One way to translate Jesus’ phrase here is “give us our bread for today.” Another way is “give us our bread for tomorrow” or “tomorrow’s bread.” Like everything else in this prayer, this line looks back and it looks ahead. We’ve said that we can’t live on bread alone, we need bread to live. That’s not all we need to live, though. We need the living bread. The living Word of God. We’re reminded of this every time we gather around this table. We acknowledge our need for God every time we gather around this table. This bread points forward to the day in which we’ll gather around that table at the wedding feast and share bread with our Saviour. We talked about being concerned with material needs and spiritual needs. Jesus meets material needs and he expects us to do the same. He meets spiritual needs too. He chided a group of people who followed him only for the material gain – “Very truly, I tell you, you are looking for me, not because you saw signs, but because you ate your fill of the loaves. Do not work for the food that perishes, but for the food that endures for eternal life, which the Son of Man will give you.”

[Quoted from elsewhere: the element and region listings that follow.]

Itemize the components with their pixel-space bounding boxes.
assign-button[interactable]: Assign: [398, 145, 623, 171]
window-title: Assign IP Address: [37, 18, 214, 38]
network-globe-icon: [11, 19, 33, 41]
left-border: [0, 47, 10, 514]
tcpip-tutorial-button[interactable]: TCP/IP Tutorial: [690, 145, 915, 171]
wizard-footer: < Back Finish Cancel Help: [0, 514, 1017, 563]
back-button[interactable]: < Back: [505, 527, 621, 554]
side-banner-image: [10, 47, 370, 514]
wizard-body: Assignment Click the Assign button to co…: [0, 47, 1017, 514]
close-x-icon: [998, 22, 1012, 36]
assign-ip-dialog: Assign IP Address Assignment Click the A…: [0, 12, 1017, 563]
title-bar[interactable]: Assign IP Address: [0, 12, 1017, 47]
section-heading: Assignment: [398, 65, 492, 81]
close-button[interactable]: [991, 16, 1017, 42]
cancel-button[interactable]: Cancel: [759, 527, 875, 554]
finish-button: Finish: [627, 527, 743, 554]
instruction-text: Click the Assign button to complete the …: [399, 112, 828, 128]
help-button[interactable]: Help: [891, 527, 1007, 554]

This is the food that is given to us by Jesus. His body, broken for us. Our every need fulfilled. Our wills subsumed in His will. His Kingdom and its coming our desire. His name our ground. Asking for this bread daily is our acknowledgment that it is in Christ – the Bread of Life- that life is found. And so we pray, “Give us this life daily.”
And we pray it daily. We need God daily. We need Christ daily. We need the Spirit daily. Along with being called the Bread of Life, Christ is called the Word. The Psalmist sang “Your word is a lamp to my feet and a light to my path.” Facing the unknown is part of our human condition. I don’t need to illustrate it or explain the anxiety that this creates. To pray “Give us this day, our daily bread” is to acknowledge that it is enough to step ahead into the dark unknown with our hand in God’s hand. A lamp isn’t like halogen high beams that light up the road ahead. It maybe goes a meter or so all around us. Someone has said “We can entrust this present day to the Lord because the future and the last day belong to him. We can entrust the little things of our life to him because he is not too big to concern himself only with what we… consider big… Because he has given you the greatest thing, you can come to him with the smallest things.”
This is the God who loves us, friends. This is the God we serve. This is the Christ we follow. This is the Spirit that unites us as one loaf. May we continue to love and trust him, cast our cares upon him, and look forward to the day when we will eat bread together in his Kingdom.